Jusque dans 25% des RCP, le tube endotrachéal est malpositionné ou s'est déplacé,26 sans que l'examen clinique ne le détecte. De ce fait, la vérification de la position du tube par un appareil (capteur de CO2 (classe IIa) ou par un détecteur sophagien (classe IIb)) est proposée ; ce matériel n'est, cependant, pas toujours à disposition.
L'algorithme «universel» (fig. 2) introduit en 1998, qui distingue les activités électriques traitables par un choc (FV et TV sans pouls) des autres situations (asystolie et activité électrique sans pouls), est recommandé par les experts du fait de sa simplicité. Des algorithmes spécifiques, basés sur le même modèle, existent pour chaque situation (FV, TV, asystolie, activité électrique sans pouls,...).
Les nouvelles recommandations n'annulent pas les documents antérieurs et elles sont soumises à l'approbation de chaque autorité locale.23 Aux Hôpitaux universitaires de Genève, elles ont été acceptées, l'enseignement et la pratique devant progressivement s'adapter. De même, à l'extérieur de l'hôpital, l'enseignement dispensé au public par les sections de samaritains va être progressivement adapté à ces nouvelles prescriptions.

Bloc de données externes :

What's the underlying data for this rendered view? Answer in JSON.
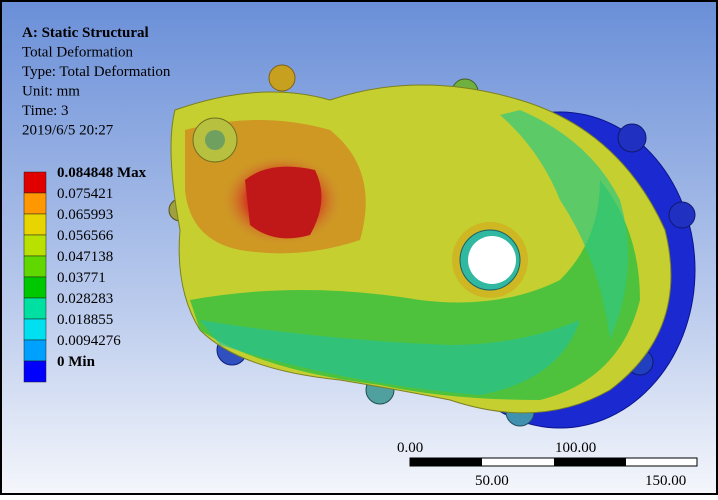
{
  "header": {
    "lines": [
      "A: Static Structural",
      "Total Deformation",
      "Type: Total Deformation",
      "Unit: mm",
      "Time: 3",
      "2019/6/5 20:27"
    ]
  },
  "legend": {
    "entries": [
      {
        "label": "0.084848 Max",
        "color": "#e00000"
      },
      {
        "label": "0.075421",
        "color": "#ff9800"
      },
      {
        "label": "0.065993",
        "color": "#e8d400"
      },
      {
        "label": "0.056566",
        "color": "#b8e000"
      },
      {
        "label": "0.047138",
        "color": "#60d800"
      },
      {
        "label": "0.03771",
        "color": "#00c800"
      },
      {
        "label": "0.028283",
        "color": "#00e0a0"
      },
      {
        "label": "0.018855",
        "color": "#00e0f0"
      },
      {
        "label": "0.0094276",
        "color": "#00a0ff"
      },
      {
        "label": "0 Min",
        "color": "#0000ff"
      }
    ]
  },
  "scale_bar": {
    "top_labels": [
      "0.00",
      "100.00"
    ],
    "bottom_labels": [
      "50.00",
      "150.00"
    ]
  }
}
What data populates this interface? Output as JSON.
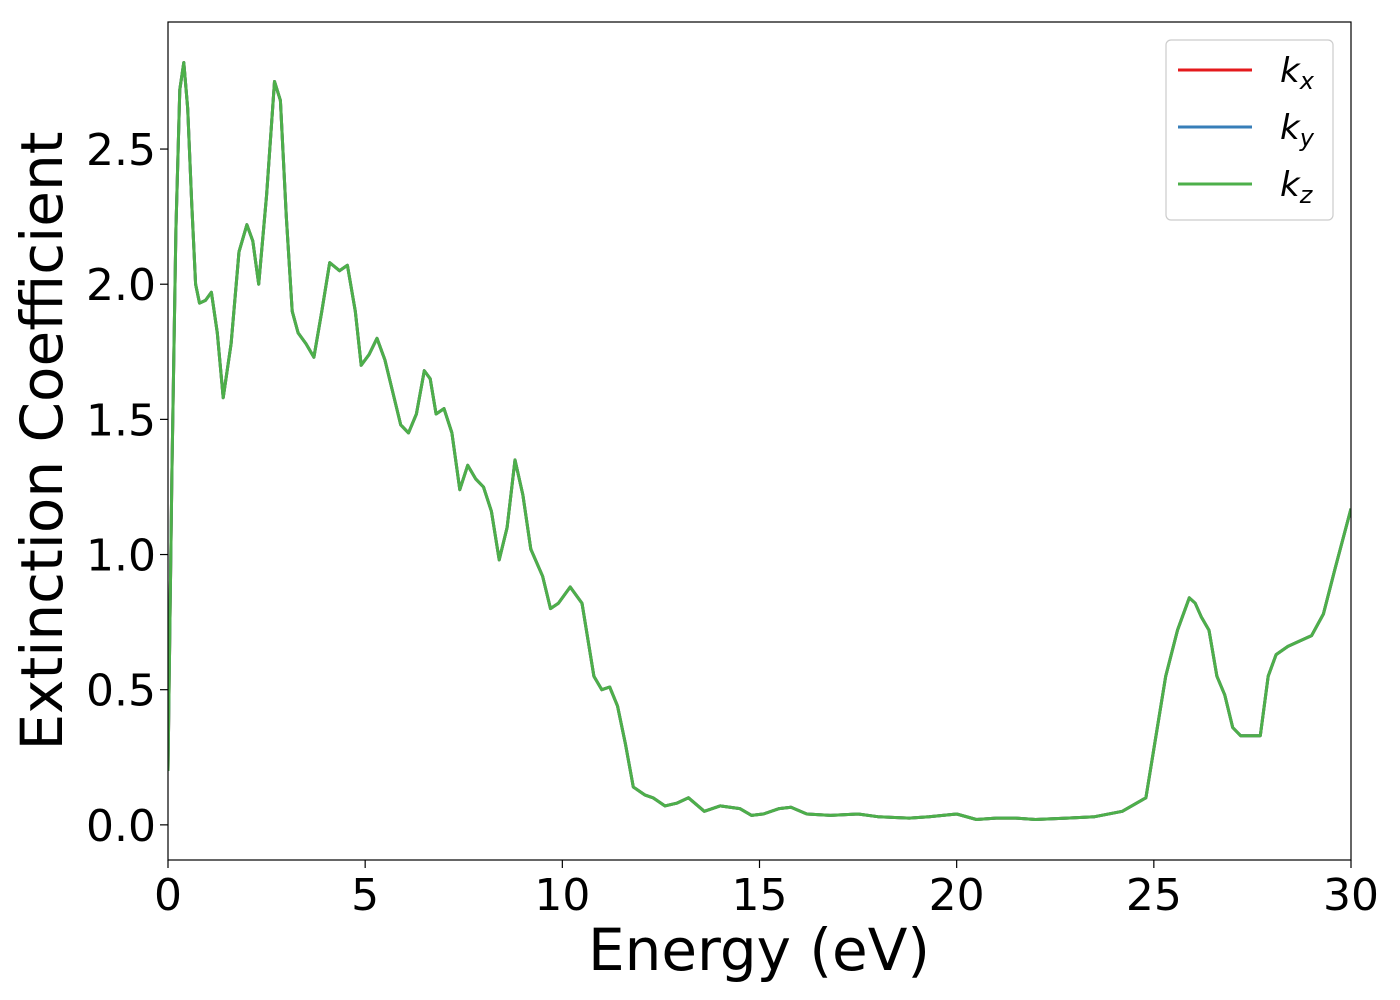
{
  "chart_data": {
    "type": "line",
    "xlabel": "Energy (eV)",
    "ylabel": "Extinction Coefficient",
    "xlim": [
      0,
      30
    ],
    "ylim": [
      -0.13,
      2.97
    ],
    "xticks": [
      0,
      5,
      10,
      15,
      20,
      25,
      30
    ],
    "xtick_labels": [
      "0",
      "5",
      "10",
      "15",
      "20",
      "25",
      "30"
    ],
    "yticks": [
      0.0,
      0.5,
      1.0,
      1.5,
      2.0,
      2.5
    ],
    "ytick_labels": [
      "0.0",
      "0.5",
      "1.0",
      "1.5",
      "2.0",
      "2.5"
    ],
    "grid": false,
    "legend_position": "top-right",
    "series": [
      {
        "name": "kx",
        "legend_main": "k",
        "legend_sub": "x",
        "color": "#e41a1c"
      },
      {
        "name": "ky",
        "legend_main": "k",
        "legend_sub": "y",
        "color": "#377eb8"
      },
      {
        "name": "kz",
        "legend_main": "k",
        "legend_sub": "z",
        "color": "#4daf4a"
      }
    ],
    "x": [
      0,
      0.1,
      0.2,
      0.3,
      0.4,
      0.5,
      0.6,
      0.7,
      0.8,
      0.95,
      1.1,
      1.25,
      1.4,
      1.6,
      1.8,
      2.0,
      2.15,
      2.3,
      2.5,
      2.7,
      2.85,
      3.0,
      3.15,
      3.3,
      3.5,
      3.7,
      3.9,
      4.1,
      4.35,
      4.55,
      4.75,
      4.9,
      5.1,
      5.3,
      5.5,
      5.7,
      5.9,
      6.1,
      6.3,
      6.5,
      6.65,
      6.8,
      7.0,
      7.2,
      7.4,
      7.6,
      7.8,
      8.0,
      8.2,
      8.4,
      8.6,
      8.8,
      9.0,
      9.2,
      9.5,
      9.7,
      9.9,
      10.2,
      10.5,
      10.8,
      11.0,
      11.2,
      11.4,
      11.6,
      11.8,
      12.1,
      12.3,
      12.6,
      12.9,
      13.2,
      13.6,
      14.0,
      14.5,
      14.8,
      15.1,
      15.5,
      15.8,
      16.2,
      16.8,
      17.5,
      18.0,
      18.8,
      19.3,
      20.0,
      20.5,
      21.0,
      21.5,
      22.0,
      22.8,
      23.5,
      24.2,
      24.8,
      25.0,
      25.3,
      25.6,
      25.9,
      26.05,
      26.2,
      26.4,
      26.6,
      26.8,
      27.0,
      27.2,
      27.4,
      27.7,
      27.9,
      28.1,
      28.4,
      28.7,
      29.0,
      29.3,
      29.6,
      30.0
    ],
    "values": [
      0.2,
      1.3,
      2.2,
      2.72,
      2.82,
      2.65,
      2.3,
      2.0,
      1.93,
      1.94,
      1.97,
      1.82,
      1.58,
      1.78,
      2.12,
      2.22,
      2.16,
      2.0,
      2.33,
      2.75,
      2.68,
      2.25,
      1.9,
      1.82,
      1.78,
      1.73,
      1.9,
      2.08,
      2.05,
      2.07,
      1.9,
      1.7,
      1.74,
      1.8,
      1.72,
      1.6,
      1.48,
      1.45,
      1.52,
      1.68,
      1.65,
      1.52,
      1.54,
      1.45,
      1.24,
      1.33,
      1.28,
      1.25,
      1.16,
      0.98,
      1.1,
      1.35,
      1.22,
      1.02,
      0.92,
      0.8,
      0.82,
      0.88,
      0.82,
      0.55,
      0.5,
      0.51,
      0.44,
      0.3,
      0.14,
      0.11,
      0.1,
      0.07,
      0.08,
      0.1,
      0.05,
      0.07,
      0.06,
      0.035,
      0.04,
      0.06,
      0.065,
      0.04,
      0.035,
      0.04,
      0.03,
      0.025,
      0.03,
      0.04,
      0.02,
      0.025,
      0.025,
      0.02,
      0.025,
      0.03,
      0.05,
      0.1,
      0.28,
      0.55,
      0.72,
      0.84,
      0.82,
      0.77,
      0.72,
      0.55,
      0.48,
      0.36,
      0.33,
      0.33,
      0.33,
      0.55,
      0.63,
      0.66,
      0.68,
      0.7,
      0.78,
      0.95,
      1.17
    ]
  }
}
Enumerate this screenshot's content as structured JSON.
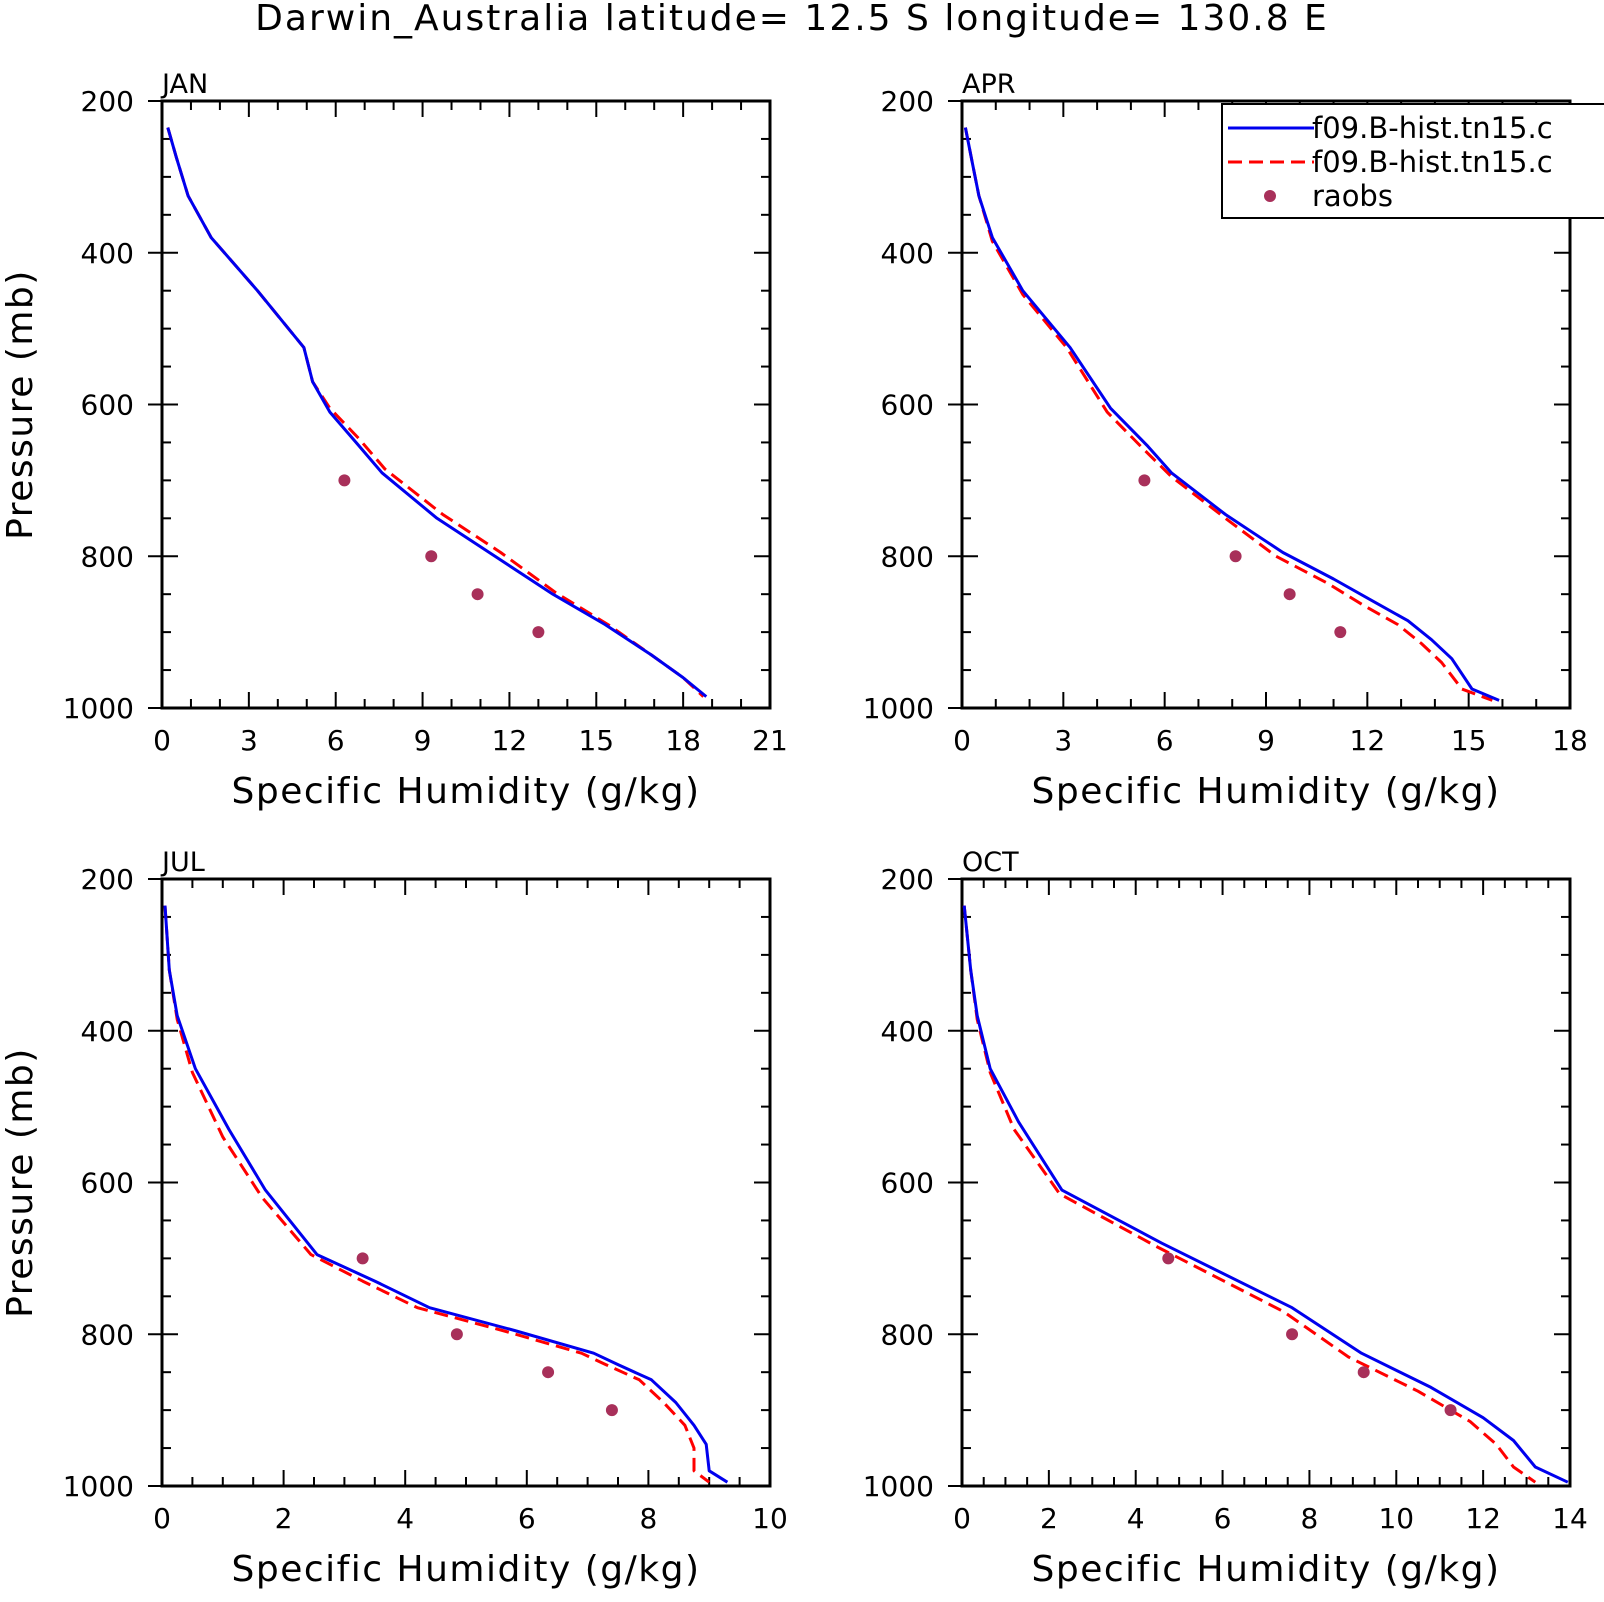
{
  "figure": {
    "title": "Darwin_Australia  latitude= 12.5 S longitude= 130.8 E"
  },
  "colors": {
    "model_1": "#0000ee",
    "model_2": "#ff0000",
    "raobs": "#a8305a",
    "axes": "#000000"
  },
  "legend": {
    "placement": "top-right of APR panel",
    "entries": [
      {
        "label": "f09.B-hist.tn15.c",
        "style": "solid",
        "color": "#0000ee"
      },
      {
        "label": "f09.B-hist.tn15.c",
        "style": "dashed",
        "color": "#ff0000"
      },
      {
        "label": "raobs",
        "style": "marker",
        "color": "#a8305a"
      }
    ]
  },
  "chart_data": [
    {
      "type": "line",
      "title": "JAN",
      "xlabel": "Specific Humidity (g/kg)",
      "ylabel": "Pressure (mb)",
      "xlim": [
        0,
        21
      ],
      "xticks": [
        0,
        3,
        6,
        9,
        12,
        15,
        18,
        21
      ],
      "ylim": [
        200,
        1000
      ],
      "y_inverted": true,
      "yticks": [
        200,
        400,
        600,
        800,
        1000
      ],
      "grid": false,
      "series": [
        {
          "style": "solid",
          "color": "#0000ee",
          "x": [
            0.2,
            0.5,
            0.9,
            1.7,
            3.3,
            4.9,
            5.2,
            5.8,
            6.7,
            7.6,
            9.5,
            11.5,
            13.5,
            15.3,
            16.9,
            18.0,
            18.8
          ],
          "y": [
            235,
            275,
            325,
            380,
            450,
            525,
            570,
            610,
            650,
            690,
            750,
            800,
            850,
            890,
            930,
            960,
            985
          ]
        },
        {
          "style": "dashed",
          "color": "#ff0000",
          "x": [
            0.2,
            0.5,
            0.9,
            1.7,
            3.3,
            4.9,
            5.2,
            5.8,
            6.8,
            7.7,
            9.7,
            11.7,
            13.6,
            15.4,
            16.9,
            18.0,
            18.7
          ],
          "y": [
            235,
            275,
            325,
            380,
            450,
            525,
            570,
            605,
            645,
            685,
            745,
            795,
            848,
            890,
            930,
            960,
            985
          ]
        },
        {
          "style": "marker",
          "color": "#a8305a",
          "x": [
            6.3,
            9.3,
            10.9,
            13.0
          ],
          "y": [
            700,
            800,
            850,
            900
          ]
        }
      ]
    },
    {
      "type": "line",
      "title": "APR",
      "xlabel": "Specific Humidity (g/kg)",
      "ylabel": "",
      "xlim": [
        0,
        18
      ],
      "xticks": [
        0,
        3,
        6,
        9,
        12,
        15,
        18
      ],
      "ylim": [
        200,
        1000
      ],
      "y_inverted": true,
      "yticks": [
        200,
        400,
        600,
        800,
        1000
      ],
      "grid": false,
      "series": [
        {
          "style": "solid",
          "color": "#0000ee",
          "x": [
            0.1,
            0.3,
            0.5,
            0.9,
            1.8,
            3.2,
            4.4,
            5.5,
            6.2,
            7.8,
            9.5,
            11.0,
            12.2,
            13.2,
            13.9,
            14.5,
            15.1,
            15.9
          ],
          "y": [
            235,
            280,
            325,
            380,
            450,
            525,
            605,
            655,
            690,
            745,
            795,
            830,
            860,
            885,
            910,
            935,
            975,
            990
          ]
        },
        {
          "style": "dashed",
          "color": "#ff0000",
          "x": [
            0.1,
            0.3,
            0.5,
            0.9,
            1.8,
            3.1,
            4.3,
            5.4,
            6.2,
            7.8,
            9.3,
            10.8,
            11.9,
            12.9,
            13.6,
            14.2,
            14.8,
            15.7
          ],
          "y": [
            235,
            280,
            325,
            385,
            455,
            525,
            610,
            660,
            695,
            750,
            800,
            835,
            865,
            890,
            915,
            940,
            975,
            990
          ]
        },
        {
          "style": "marker",
          "color": "#a8305a",
          "x": [
            5.4,
            8.1,
            9.7,
            11.2
          ],
          "y": [
            700,
            800,
            850,
            900
          ]
        }
      ]
    },
    {
      "type": "line",
      "title": "JUL",
      "xlabel": "Specific Humidity (g/kg)",
      "ylabel": "Pressure (mb)",
      "xlim": [
        0,
        10
      ],
      "xticks": [
        0,
        2,
        4,
        6,
        8,
        10
      ],
      "ylim": [
        200,
        1000
      ],
      "y_inverted": true,
      "yticks": [
        200,
        400,
        600,
        800,
        1000
      ],
      "grid": false,
      "series": [
        {
          "style": "solid",
          "color": "#0000ee",
          "x": [
            0.05,
            0.12,
            0.25,
            0.55,
            1.1,
            1.7,
            2.55,
            3.5,
            4.4,
            5.8,
            7.1,
            7.5,
            8.05,
            8.45,
            8.75,
            8.95,
            9.0,
            9.3
          ],
          "y": [
            235,
            320,
            380,
            450,
            530,
            610,
            695,
            730,
            765,
            795,
            825,
            840,
            860,
            890,
            920,
            945,
            980,
            995
          ]
        },
        {
          "style": "dashed",
          "color": "#ff0000",
          "x": [
            0.05,
            0.12,
            0.25,
            0.5,
            1.0,
            1.65,
            2.45,
            3.3,
            4.2,
            5.6,
            6.9,
            7.3,
            7.85,
            8.25,
            8.6,
            8.75,
            8.75,
            9.0
          ],
          "y": [
            235,
            320,
            385,
            455,
            540,
            620,
            695,
            730,
            765,
            795,
            825,
            840,
            860,
            890,
            920,
            950,
            980,
            995
          ]
        },
        {
          "style": "marker",
          "color": "#a8305a",
          "x": [
            3.3,
            4.85,
            6.35,
            7.4
          ],
          "y": [
            700,
            800,
            850,
            900
          ]
        }
      ]
    },
    {
      "type": "line",
      "title": "OCT",
      "xlabel": "Specific Humidity (g/kg)",
      "ylabel": "",
      "xlim": [
        0,
        14
      ],
      "xticks": [
        0,
        2,
        4,
        6,
        8,
        10,
        12,
        14
      ],
      "ylim": [
        200,
        1000
      ],
      "y_inverted": true,
      "yticks": [
        200,
        400,
        600,
        800,
        1000
      ],
      "grid": false,
      "series": [
        {
          "style": "solid",
          "color": "#0000ee",
          "x": [
            0.05,
            0.2,
            0.35,
            0.65,
            1.3,
            2.3,
            4.6,
            7.6,
            9.2,
            10.8,
            12.0,
            12.7,
            13.2,
            13.95
          ],
          "y": [
            235,
            320,
            380,
            450,
            520,
            610,
            680,
            765,
            825,
            870,
            910,
            940,
            975,
            995
          ]
        },
        {
          "style": "dashed",
          "color": "#ff0000",
          "x": [
            0.05,
            0.2,
            0.35,
            0.65,
            1.2,
            2.25,
            4.5,
            7.4,
            8.9,
            10.5,
            11.7,
            12.3,
            12.7,
            13.2
          ],
          "y": [
            235,
            320,
            385,
            455,
            530,
            615,
            685,
            770,
            830,
            875,
            915,
            945,
            975,
            995
          ]
        },
        {
          "style": "marker",
          "color": "#a8305a",
          "x": [
            4.75,
            7.6,
            9.25,
            11.25
          ],
          "y": [
            700,
            800,
            850,
            900
          ]
        }
      ]
    }
  ]
}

La diffusion et l'éducation par des moyens audiovisuels modernes sont recommandées, tant pour les professionnels que pour le public, le watch then practice (regarder puis exercer) étant considéré comme la méthode la plus efficace.23
En dehors des modifications de procédures, ces recommandations imposent une réflexion sur des aspects de l'organisation de la RCP, comme la place des défibrillateurs automatiques ou semi-automatiques à l'extérieur de l'hôpital, ou la constitution d'équipes de réanimation hospitalières.
Près de 50 ans après les débuts de la réanimation moderne, les premières recommandations internationales fondées sur les preuves présentent des procédures simples et efficaces, permettant une large diffusion de la pratique de la RCP. Le geste primordial de la RCP en 2001 est la défibrillation : tout professionnel de la santé potentiellement exposé à intervenir dans un ACR doit pouvoir disposer rapidement d'un défibrillateur et savoir s'en servir. Dans le futur, l'utilisation d'outils d'évaluation performants, comme la récolte des données de RCP (Utstein's style), et l'évaluation des techniques par des études bien conduites, permettront d'améliorer encore les résultats et les succès des réanimations. Dans cette optique, la diffusion de défibrillateurs automatiques, la mise au point de nouveaux modes de défibrillation, et l'apparition de nouveaux traitements pharmacologiques, vont permettre d'épargner de nombreuses vies, puisqu'un taux de survie de 20% permettrait de sauver plus de 1000 personnes par année en Suisse.